In a guest editorial at the Atlanta Journal-Constitution, Loren Collins, a friend and fellow libertarian, takes issue with Georgia politicians pushing the ridiculous conspiracy theory surrounding Barack Obama’s citizenship.
Loren mentions the more well-known birthers, Nathan Deal and Paul Broun, but he takes aim at legislation introduced in the final days of the Georgia General Assembly by State Rep. Mark Hatfield (R-Waycross):
[S]tate Rep. Mark Hatfield (R-Waycross) recently introduced House Bill 1516. Had it passed, it would have required presidential candidates to provide evidence of their constitutional eligibility in order to appear on Georgia ballots. In the abstract, such a requirement is perfectly reasonable.
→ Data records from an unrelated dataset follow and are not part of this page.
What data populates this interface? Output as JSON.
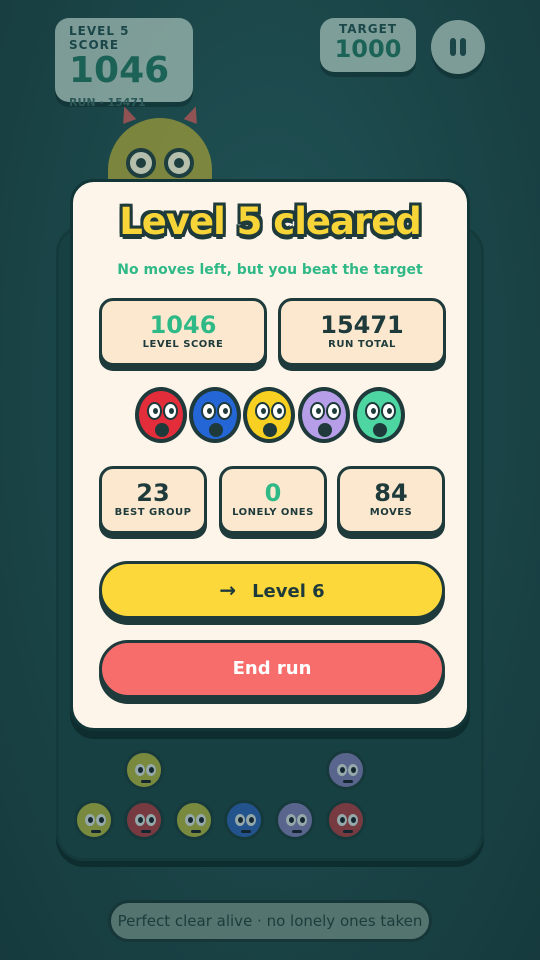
{
  "hud": {
    "level_score_label": "LEVEL 5 SCORE",
    "level_score_value": "1046",
    "run_text": "RUN · 15471",
    "target_label": "TARGET",
    "target_value": "1000",
    "pause_icon": "pause-icon"
  },
  "modal": {
    "title": "Level 5 cleared",
    "subtitle": "No moves left, but you beat the target",
    "level_score": {
      "value": "1046",
      "label": "LEVEL SCORE"
    },
    "run_total": {
      "value": "15471",
      "label": "RUN TOTAL"
    },
    "faces": [
      {
        "color": "red",
        "hex": "#e42d3a"
      },
      {
        "color": "blue",
        "hex": "#2466d6"
      },
      {
        "color": "yellow",
        "hex": "#f7d021"
      },
      {
        "color": "purple",
        "hex": "#b79ee8"
      },
      {
        "color": "green",
        "hex": "#4ed6a2"
      }
    ],
    "best_group": {
      "value": "23",
      "label": "BEST GROUP"
    },
    "lonely_ones": {
      "value": "0",
      "label": "LONELY ONES"
    },
    "moves": {
      "value": "84",
      "label": "MOVES"
    },
    "next_button": {
      "icon": "arrow-right-icon",
      "label": "Level 6"
    },
    "end_button": {
      "label": "End run"
    }
  },
  "board_pieces": [
    {
      "color": "#c9c83a"
    },
    {
      "color": "#8f84c9"
    },
    {
      "color": "#c9c83a"
    },
    {
      "color": "#c5363f"
    },
    {
      "color": "#c9c83a"
    },
    {
      "color": "#2d64c8"
    },
    {
      "color": "#8f84c9"
    },
    {
      "color": "#c5363f"
    }
  ],
  "hint": {
    "text": "Perfect clear alive · no lonely ones taken"
  },
  "colors": {
    "background": "#1d4a4c",
    "panel": "#fdf5ea",
    "accent_yellow": "#fcd83a",
    "accent_red": "#f76d6c",
    "accent_green": "#2fb987",
    "outline": "#1e3a3b"
  }
}
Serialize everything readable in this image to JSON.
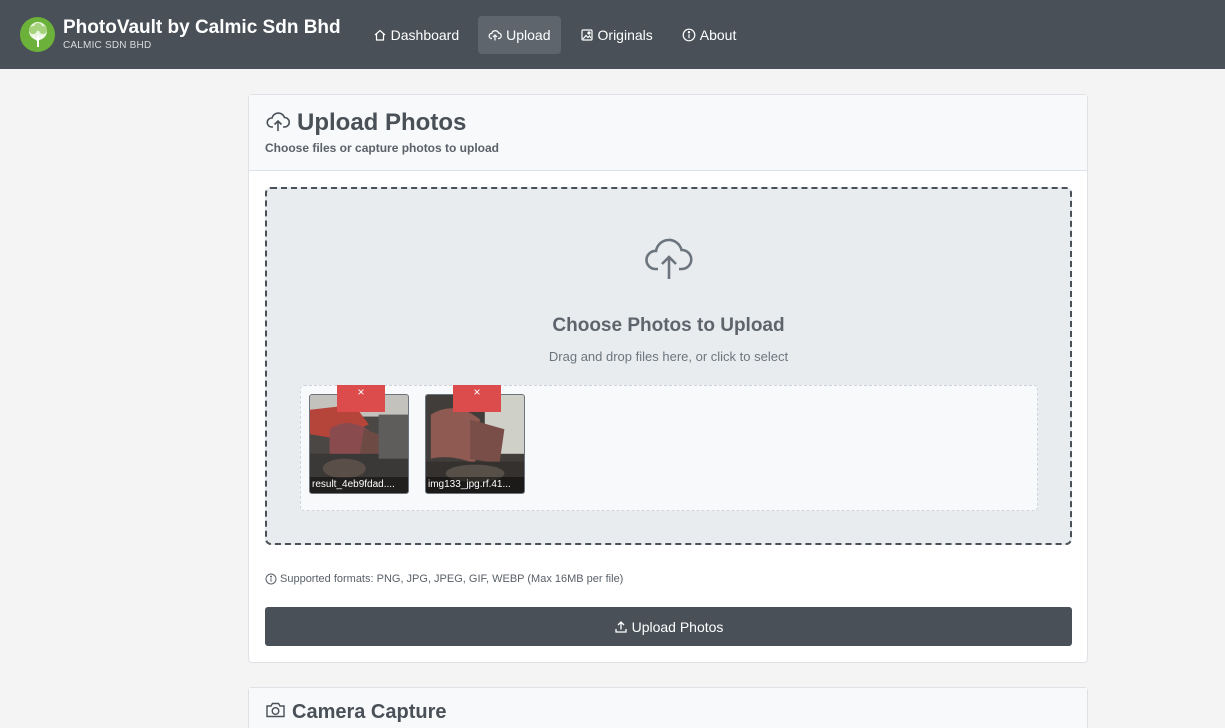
{
  "nav": {
    "brand_title": "PhotoVault by Calmic Sdn Bhd",
    "brand_sub": "CALMIC SDN BHD",
    "links": [
      {
        "label": "Dashboard",
        "icon": "home-icon"
      },
      {
        "label": "Upload",
        "icon": "cloud-upload-icon",
        "active": true
      },
      {
        "label": "Originals",
        "icon": "image-icon"
      },
      {
        "label": "About",
        "icon": "info-icon"
      }
    ]
  },
  "upload_card": {
    "title": "Upload Photos",
    "subtitle": "Choose files or capture photos to upload",
    "dropzone_title": "Choose Photos to Upload",
    "dropzone_sub": "Drag and drop files here, or click to select",
    "files": [
      {
        "name": "result_4eb9fdad....",
        "remove_label": "×"
      },
      {
        "name": "img133_jpg.rf.41...",
        "remove_label": "×"
      }
    ],
    "formats_note": "Supported formats: PNG, JPG, JPEG, GIF, WEBP (Max 16MB per file)",
    "upload_button": "Upload Photos"
  },
  "camera_card": {
    "title": "Camera Capture"
  },
  "colors": {
    "navbar": "#495057",
    "remove_button": "#dc4c4c",
    "brand_logo": "#6cb23a"
  }
}
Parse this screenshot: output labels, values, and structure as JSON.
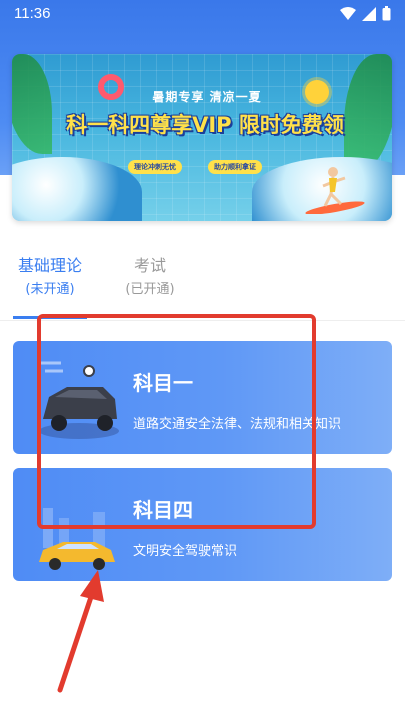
{
  "status_bar": {
    "time": "11:36"
  },
  "banner": {
    "subtitle": "暑期专享  清凉一夏",
    "title": "科一科四尊享VIP 限时免费领",
    "pill_1": "理论冲刺无忧",
    "pill_2": "助力顺利拿证"
  },
  "tabs": [
    {
      "title": "基础理论",
      "subtitle": "(未开通)",
      "active": true
    },
    {
      "title": "考试",
      "subtitle": "(已开通)",
      "active": false
    }
  ],
  "subjects": [
    {
      "title": "科目一",
      "description": "道路交通安全法律、法规和相关知识"
    },
    {
      "title": "科目四",
      "description": "文明安全驾驶常识"
    }
  ],
  "colors": {
    "accent": "#3a7ef0",
    "header": "#3a78ea",
    "card": "#4f8cf5",
    "annotation": "#e23b2e"
  }
}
But Hatfield’s real intent shines through in the details. Hatfield does not propose that his fellow General Assembly members should prove their eligibility under the Georgia Constitution, nor that our statewide elected officials, such as the governor, should do so. Nor does he propose the same standard of proof for our federal representatives and senators.
Hatfield’s bill does not even demand documentation from vice presidential candidates, who have the same eligibility standards as the president. Most astonishingly, Hatfield proposes nothing to ensure the constitutional eligibility of any third-party presidential candidates; his bill covers only Republicans and Democrats.
In other words, if Hatfield’s bill passed, the only candidates in the November 2012 election whose eligibility it would scrutinize would be Barack Obama and his Republican challenger. Hatfield has written a bill so narrow that the only way it could be narrower would be for it to identify Obama by name.
Hatfield even admits his bill is targeted at Obama. He says, “I don’t think that the American people have been given any adequate documentation of the president’s citizenship.” This, even though he already has a birth certification, birth announcements and a state official’s confirmation. And to whom did he give his first public interview about his bill? Joseph Farah, the Internet’s leading birther propagandist.
Birtherism is denialist claptrap wrapped in a veil of patriotic constitutionalism. Just as Georgia voters did not ignore McKinney’s conspiracism in 2002, Georgia voters in 2010 should not turn a blind eye to the indulging of birthers by our elected officials of today. Their actions are a boon to conspiracy theorists but an embarrassment to our state.